Gold Stays in Play, as Economic and Political Uncertainty Persist

The markets have experienced a remarkable run-up since Election Day, but considerable uncertainty persists regarding the Trump administration.

Investors who want to hedge against a market pullback may want to look to add gold to their portfolios. Gold futures are rising following President Donald Trump's inauguration on Friday, hitting a two-month high.

The Market Vectors Gold Miners Exchange-Traded Fund has gained more than 20% in just the past month.

Gold could experience a double tailwind: a potential market downturn when enthusiasm about the Trump administration fades along with a weakening dollar. The president's recent comments about the dollar being "too strong" has brought awareness to the issue and a subsequent drop in value.

The precious metal has suddenly become the hot topic following Trump's election.
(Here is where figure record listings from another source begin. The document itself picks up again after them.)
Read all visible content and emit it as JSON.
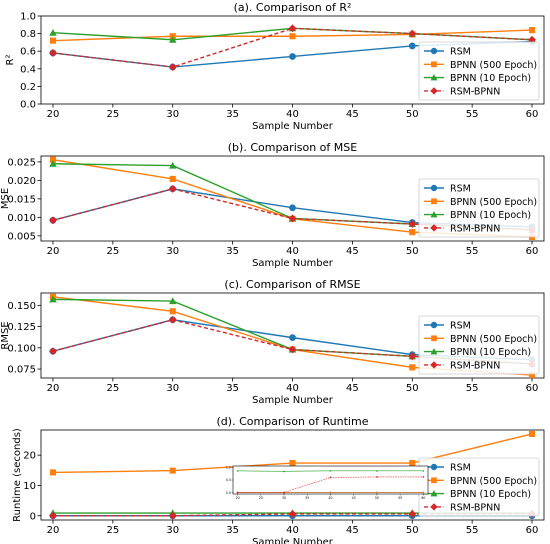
{
  "chart_data": [
    {
      "type": "line",
      "title": "(a). Comparison of R²",
      "xlabel": "Sample Number",
      "ylabel": "R²",
      "x": [
        20,
        30,
        40,
        50,
        60
      ],
      "xticks": [
        20,
        25,
        30,
        35,
        40,
        45,
        50,
        55,
        60
      ],
      "xlim": [
        19,
        61
      ],
      "ylim": [
        0.0,
        1.0
      ],
      "yticks": [
        0.0,
        0.2,
        0.4,
        0.6,
        0.8,
        1.0
      ],
      "ytick_labels": [
        "0.0",
        "0.2",
        "0.4",
        "0.6",
        "0.8",
        "1.0"
      ],
      "legend": "right",
      "series": [
        {
          "name": "RSM",
          "values": [
            0.58,
            0.42,
            0.54,
            0.66,
            0.71
          ]
        },
        {
          "name": "BPNN (500 Epoch)",
          "values": [
            0.72,
            0.77,
            0.77,
            0.79,
            0.84
          ]
        },
        {
          "name": "BPNN (10 Epoch)",
          "values": [
            0.81,
            0.73,
            0.86,
            0.8,
            0.73
          ]
        },
        {
          "name": "RSM-BPNN",
          "values": [
            0.58,
            0.42,
            0.86,
            0.8,
            0.73
          ]
        }
      ]
    },
    {
      "type": "line",
      "title": "(b). Comparison of MSE",
      "xlabel": "Sample Number",
      "ylabel": "MSE",
      "x": [
        20,
        30,
        40,
        50,
        60
      ],
      "xticks": [
        20,
        25,
        30,
        35,
        40,
        45,
        50,
        55,
        60
      ],
      "xlim": [
        19,
        61
      ],
      "ylim": [
        0.0036,
        0.0266
      ],
      "yticks": [
        0.005,
        0.01,
        0.015,
        0.02,
        0.025
      ],
      "ytick_labels": [
        "0.005",
        "0.010",
        "0.015",
        "0.020",
        "0.025"
      ],
      "legend": "right",
      "series": [
        {
          "name": "RSM",
          "values": [
            0.0092,
            0.0177,
            0.0126,
            0.0086,
            0.0074
          ]
        },
        {
          "name": "BPNN (500 Epoch)",
          "values": [
            0.0256,
            0.0204,
            0.0096,
            0.006,
            0.0047
          ]
        },
        {
          "name": "BPNN (10 Epoch)",
          "values": [
            0.0245,
            0.024,
            0.0097,
            0.0082,
            0.0066
          ]
        },
        {
          "name": "RSM-BPNN",
          "values": [
            0.0092,
            0.0177,
            0.0097,
            0.0082,
            0.0066
          ]
        }
      ]
    },
    {
      "type": "line",
      "title": "(c). Comparison of RMSE",
      "xlabel": "Sample Number",
      "ylabel": "RMSE",
      "x": [
        20,
        30,
        40,
        50,
        60
      ],
      "xticks": [
        20,
        25,
        30,
        35,
        40,
        45,
        50,
        55,
        60
      ],
      "xlim": [
        19,
        61
      ],
      "ylim": [
        0.0645,
        0.1645
      ],
      "yticks": [
        0.075,
        0.1,
        0.125,
        0.15
      ],
      "ytick_labels": [
        "0.075",
        "0.100",
        "0.125",
        "0.150"
      ],
      "legend": "right",
      "series": [
        {
          "name": "RSM",
          "values": [
            0.096,
            0.133,
            0.112,
            0.092,
            0.086
          ]
        },
        {
          "name": "BPNN (500 Epoch)",
          "values": [
            0.16,
            0.143,
            0.098,
            0.077,
            0.068
          ]
        },
        {
          "name": "BPNN (10 Epoch)",
          "values": [
            0.157,
            0.155,
            0.098,
            0.09,
            0.081
          ]
        },
        {
          "name": "RSM-BPNN",
          "values": [
            0.096,
            0.133,
            0.098,
            0.09,
            0.081
          ]
        }
      ]
    },
    {
      "type": "line",
      "title": "(d). Comparison of Runtime",
      "xlabel": "Sample Number",
      "ylabel": "Runtime (seconds)",
      "x": [
        20,
        30,
        40,
        50,
        60
      ],
      "xticks": [
        20,
        25,
        30,
        35,
        40,
        45,
        50,
        55,
        60
      ],
      "xlim": [
        19,
        61
      ],
      "ylim": [
        -1.4,
        28.3
      ],
      "yticks": [
        0,
        10,
        20
      ],
      "ytick_labels": [
        "0",
        "10",
        "20"
      ],
      "legend": "right",
      "series": [
        {
          "name": "RSM",
          "values": [
            0.0,
            0.0,
            0.0,
            0.0,
            0.0
          ]
        },
        {
          "name": "BPNN (500 Epoch)",
          "values": [
            14.3,
            14.9,
            17.4,
            17.4,
            27.0
          ]
        },
        {
          "name": "BPNN (10 Epoch)",
          "values": [
            0.9,
            0.9,
            0.9,
            0.9,
            0.9
          ]
        },
        {
          "name": "RSM-BPNN",
          "values": [
            0.0,
            0.0,
            0.6,
            0.6,
            0.6
          ]
        }
      ],
      "inset": {
        "x": [
          20,
          30,
          40,
          50,
          60
        ],
        "xlim": [
          19,
          61
        ],
        "ylim": [
          -0.05,
          1.05
        ],
        "xticks": [
          20,
          25,
          30,
          35,
          40,
          45,
          50,
          55,
          60
        ],
        "xtick_labels": [
          "20",
          "25",
          "30",
          "35",
          "40",
          "45",
          "50",
          "55",
          "60"
        ],
        "yticks": [
          0.0,
          0.5,
          1.0
        ],
        "ytick_labels": [
          "0.0",
          "0.5",
          "1.0"
        ],
        "series": [
          {
            "name": "RSM",
            "values": [
              0.01,
              0.01,
              0.01,
              0.01,
              0.01
            ]
          },
          {
            "name": "BPNN (500 Epoch)",
            "values": [
              0.0,
              0.0,
              0.0,
              0.0,
              0.0
            ]
          },
          {
            "name": "BPNN (10 Epoch)",
            "values": [
              0.86,
              0.84,
              0.86,
              0.86,
              0.86
            ]
          },
          {
            "name": "RSM-BPNN",
            "values": [
              0.01,
              0.01,
              0.6,
              0.62,
              0.62
            ]
          }
        ]
      }
    }
  ],
  "series_styles": [
    {
      "name": "RSM",
      "color": "#1f77b4",
      "marker": "circle",
      "dashed": false
    },
    {
      "name": "BPNN (500 Epoch)",
      "color": "#ff7f0e",
      "marker": "square",
      "dashed": false
    },
    {
      "name": "BPNN (10 Epoch)",
      "color": "#2ca02c",
      "marker": "triangle",
      "dashed": false
    },
    {
      "name": "RSM-BPNN",
      "color": "#d62728",
      "marker": "diamond",
      "dashed": true
    }
  ]
}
"Gold tends to move in the opposite direction of the dollar. That's a stronger rule than the rule that the market and gold tend to move in opposite directions," said Philip Diehl, former chief of staff of the Department of Treasury in the Clinton administration.

"The reason behind this is because gold is sold in dollar terms all over the world," he said.

Part of the reason that gold prices slid after the election was because the dollar rallied, as investors thought that interest rates were going to go up compared with the rest of the world, driving foreign investment into dollar denominations. The U.S. is enjoying its third-longest economic expansion in history.

"We're going to experience greater uncertainty surrounding Trump if we see Congress stumble in the repeal of the Affordable Care Act," said Diehl, who was the 35th director of the U.S. mint and current president of U.S. Money Reserve. "The big reason why the market rallied after Trump got elected wasn't so much that Trump was elected but that the Republicans retained the House and the Senate." 

Diehl expects gold to surpass the $1,400 mark this year.

"Once investors see that it is not the case, we will see optimism collapse," he said.

Several analysts have also weighed in on the positive catalysts for the precious metal this year.

"The euro zone has plenty of crisis triggers over coming months. Indian and Chinese buying remain strong and Trump's policy threatens inflation," said Adrian Day, president of Adrian Day Asset Management in Annapolis, Md., which oversees $190 million.

"All this is positive for gold," he said.

UBS strategist Joni Teves expects gold to also hit the $1,400 mark this year.

"An environment of low and negative rates narrows the gap between holding gold vs other assets, making having gold in a portfolio an attractive proposition amid heightened global macro uncertainty," she wrote in a research note.

Analysts at Credit Suisse have also taken a bullish stance on gold.

"Following a 2016 gold market surplus, we forecast 2017 is a swing to deficit as we expect increased trade protectionism, currency devaluations [such as RMB] and geopolitical uncertainty [2017 elections across Europe are potential catalysts] to boost bar and coin demand, Central Banks to continue buying and mine supply to decline," the firm said.

Time and again, gold has been the go-to asset in times of economic and political turmoil. With  Trump's economic policies largely unknown, gold could act as a form of wealth insurance during a time of considerable uncertainty.

This article is commentary by an independent contributor. At the time of publication, the author owned GDX.